Vail: That is a very good question. I see people getting less and less scared of the web. Which is something that needs to happen. I also see artists getting more and more control of their careers. There’s no reason why anyone should ever sign a contract in perpetuity ever again. You have control and power. And while I’m not going to say that labels are a bad thing—I worked at one for seventeen years; I can see that they have real power. But understanding what that relationship is, how those contracts look, and ultimately keeping your copyright and the rights to your own art are vital.
Marshall: Another optimistic thought. Oh, we do have a question in front.
Audience 1: Hello. You didn’t talk so much about what CASH Music does. I know a little bit about your model. Do you think it will be able to scale up to an extent that it can make a difference to this problem you describe?
Vail: Yes, I do. So, I can give a brief overview of CASH. We’re a nonprofit, we build open source digital tools—so we’re everything from a shopping cart to subscription service to tour date management. Kind of anything that an artist would need to connect directly with their fans. We have a hosted version and a distributed version, but what we really try to do is tell artists to make their web site the central focal point for their interactions. Which sounds crazy but it’s true.
And then we pair that with education. So we’ve been doing education within the platform with those tools, but recently just launched a publication called Watt that is dedicated to talking about the economic and health and technology issues that face artists. So we’ve done a lot of how-tos just explaining copyright and trademark, why you need to set up your your band as a business—that sort of thing. But we’ve also had a lot of first-person artist stories about things that have worked for them or not worked for them. And we’re moving into research and case studies as well.
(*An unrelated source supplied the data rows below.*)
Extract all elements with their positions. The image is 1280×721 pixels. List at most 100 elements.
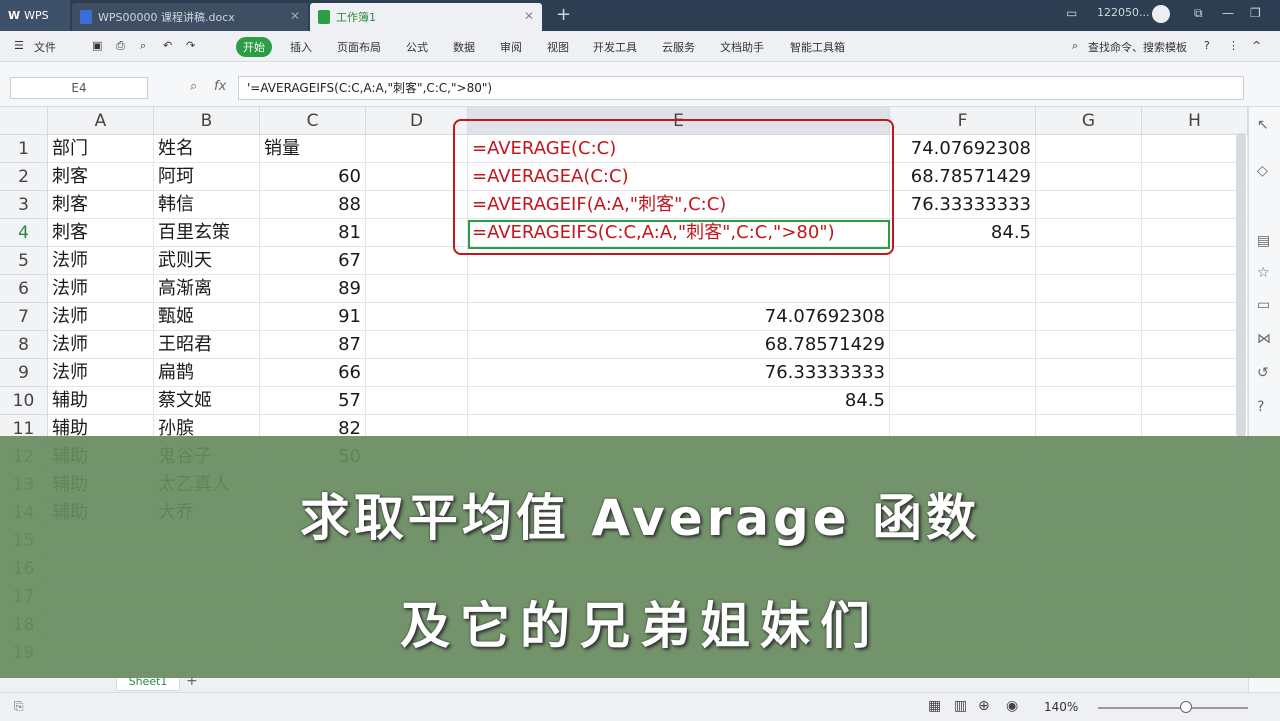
cell-b2[interactable]: 阿珂 bbox=[154, 163, 260, 191]
row-header[interactable]: 8 bbox=[0, 331, 48, 359]
cell-b8[interactable]: 王昭君 bbox=[154, 331, 260, 359]
print-icon[interactable]: ⎙ bbox=[116, 39, 125, 53]
fx-icon[interactable]: fx bbox=[214, 79, 226, 94]
cell-d8[interactable] bbox=[366, 331, 468, 359]
redo-icon[interactable]: ↷ bbox=[186, 39, 195, 52]
cell-a2[interactable]: 刺客 bbox=[48, 163, 154, 191]
cell-d5[interactable] bbox=[366, 247, 468, 275]
cell-c7[interactable]: 91 bbox=[260, 303, 366, 331]
cell-c1[interactable]: 销量 bbox=[260, 135, 366, 163]
close-icon[interactable]: ✕ bbox=[524, 9, 534, 23]
macro-icon[interactable]: ⎘ bbox=[14, 699, 24, 714]
cell-e6[interactable] bbox=[468, 275, 890, 303]
restore-icon[interactable]: ❐ bbox=[1250, 6, 1261, 20]
cell-a3[interactable]: 刺客 bbox=[48, 191, 154, 219]
cell-e8[interactable]: 68.78571429 bbox=[468, 331, 890, 359]
cell-b1[interactable]: 姓名 bbox=[154, 135, 260, 163]
menu-start[interactable]: 开始 bbox=[236, 37, 272, 57]
cell-d6[interactable] bbox=[366, 275, 468, 303]
help-icon[interactable]: ? bbox=[1204, 39, 1210, 52]
cell-f6[interactable] bbox=[890, 275, 1036, 303]
cell-g4[interactable] bbox=[1036, 219, 1142, 247]
search-command[interactable]: 查找命令、搜索模板 bbox=[1088, 39, 1187, 55]
menu-smart-tools[interactable]: 智能工具箱 bbox=[790, 39, 845, 55]
cell-c9[interactable]: 66 bbox=[260, 359, 366, 387]
zoom-slider[interactable] bbox=[1098, 707, 1248, 709]
row-header[interactable]: 2 bbox=[0, 163, 48, 191]
column-header-f[interactable]: F bbox=[890, 107, 1036, 135]
cell-b5[interactable]: 武则天 bbox=[154, 247, 260, 275]
avatar[interactable] bbox=[1152, 5, 1170, 23]
cell-c6[interactable]: 89 bbox=[260, 275, 366, 303]
column-header-h[interactable]: H bbox=[1142, 107, 1248, 135]
collapse-icon[interactable]: ^ bbox=[1252, 39, 1261, 52]
cell-h3[interactable] bbox=[1142, 191, 1248, 219]
cell-g1[interactable] bbox=[1036, 135, 1142, 163]
zoom-icon[interactable]: ⌕ bbox=[190, 79, 197, 94]
layout-view-icon[interactable]: ⊕ bbox=[978, 698, 990, 714]
search-icon[interactable]: ⌕ bbox=[1072, 39, 1078, 53]
normal-view-icon[interactable]: ▦ bbox=[928, 698, 941, 714]
menu-view[interactable]: 视图 bbox=[547, 39, 569, 55]
cell-a6[interactable]: 法师 bbox=[48, 275, 154, 303]
row-header[interactable]: 5 bbox=[0, 247, 48, 275]
cell-h9[interactable] bbox=[1142, 359, 1248, 387]
cell-a8[interactable]: 法师 bbox=[48, 331, 154, 359]
cell-f1[interactable]: 74.07692308 bbox=[890, 135, 1036, 163]
menu-insert[interactable]: 插入 bbox=[290, 39, 312, 55]
row-header[interactable]: 9 bbox=[0, 359, 48, 387]
cell-f10[interactable] bbox=[890, 387, 1036, 415]
more-icon[interactable]: ⋮ bbox=[1228, 39, 1239, 52]
cell-c4[interactable]: 81 bbox=[260, 219, 366, 247]
tab-workbook[interactable]: 工作簿1 ✕ bbox=[310, 3, 542, 31]
cell-h7[interactable] bbox=[1142, 303, 1248, 331]
formula-input[interactable]: '=AVERAGEIFS(C:C,A:A,"刺客",C:C,">80") bbox=[238, 76, 1244, 100]
cell-b7[interactable]: 甄姬 bbox=[154, 303, 260, 331]
name-box[interactable]: E4 bbox=[10, 77, 148, 99]
history-icon[interactable]: ↺ bbox=[1257, 365, 1269, 381]
menu-formula[interactable]: 公式 bbox=[406, 39, 428, 55]
cell-f3[interactable]: 76.33333333 bbox=[890, 191, 1036, 219]
cell-b3[interactable]: 韩信 bbox=[154, 191, 260, 219]
cell-a1[interactable]: 部门 bbox=[48, 135, 154, 163]
cell-g8[interactable] bbox=[1036, 331, 1142, 359]
cell-c8[interactable]: 87 bbox=[260, 331, 366, 359]
cell-b4[interactable]: 百里玄策 bbox=[154, 219, 260, 247]
tablet-icon[interactable]: ▭ bbox=[1066, 6, 1077, 20]
shape-icon[interactable]: ◇ bbox=[1257, 163, 1268, 179]
cell-h10[interactable] bbox=[1142, 387, 1248, 415]
cell-g5[interactable] bbox=[1036, 247, 1142, 275]
menu-page-layout[interactable]: 页面布局 bbox=[337, 39, 381, 55]
cell-e10[interactable]: 84.5 bbox=[468, 387, 890, 415]
cell-e9[interactable]: 76.33333333 bbox=[468, 359, 890, 387]
cell-c3[interactable]: 88 bbox=[260, 191, 366, 219]
cell-d10[interactable] bbox=[366, 387, 468, 415]
cell-c5[interactable]: 67 bbox=[260, 247, 366, 275]
menu-file[interactable]: 文件 bbox=[34, 39, 56, 55]
star-icon[interactable]: ☆ bbox=[1257, 265, 1270, 281]
cell-c10[interactable]: 57 bbox=[260, 387, 366, 415]
menu-doc-helper[interactable]: 文档助手 bbox=[720, 39, 764, 55]
cell-f4[interactable]: 84.5 bbox=[890, 219, 1036, 247]
cell-h1[interactable] bbox=[1142, 135, 1248, 163]
menu-developer[interactable]: 开发工具 bbox=[593, 39, 637, 55]
help-icon[interactable]: ? bbox=[1257, 399, 1264, 415]
cell-b10[interactable]: 蔡文姬 bbox=[154, 387, 260, 415]
cell-c2[interactable]: 60 bbox=[260, 163, 366, 191]
cell-g10[interactable] bbox=[1036, 387, 1142, 415]
column-header-c[interactable]: C bbox=[260, 107, 366, 135]
cell-f5[interactable] bbox=[890, 247, 1036, 275]
row-header[interactable]: 7 bbox=[0, 303, 48, 331]
cell-h2[interactable] bbox=[1142, 163, 1248, 191]
cell-d9[interactable] bbox=[366, 359, 468, 387]
select-icon[interactable]: ↖ bbox=[1257, 117, 1269, 133]
cell-a4[interactable]: 刺客 bbox=[48, 219, 154, 247]
cell-g2[interactable] bbox=[1036, 163, 1142, 191]
image-icon[interactable]: ▤ bbox=[1257, 233, 1270, 249]
cell-f8[interactable] bbox=[890, 331, 1036, 359]
menu-data[interactable]: 数据 bbox=[453, 39, 475, 55]
cell-h8[interactable] bbox=[1142, 331, 1248, 359]
vertical-scrollbar[interactable] bbox=[1236, 133, 1246, 437]
tab-document[interactable]: WPS00000 课程讲稿.docx ✕ bbox=[72, 3, 308, 31]
hamburger-icon[interactable]: ☰ bbox=[14, 39, 24, 52]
But yeah, I mean the thing about CASH is we don’t actually need to scale. I know that sounds crazy but it’s… We’re three and a half people. We’ve been around for nearly ten years. And we’ve built hundreds of projects directly with artists to make sure that the tools work for them. That is one of the things, and one of the problems I see with technology, is that so often companies start up and think they have some kind of answer to a problem that doesn’t exist. And we do this flipside of that. We’re building solutions to problems that are there.
Marshall: Right, let’s thank Maggie.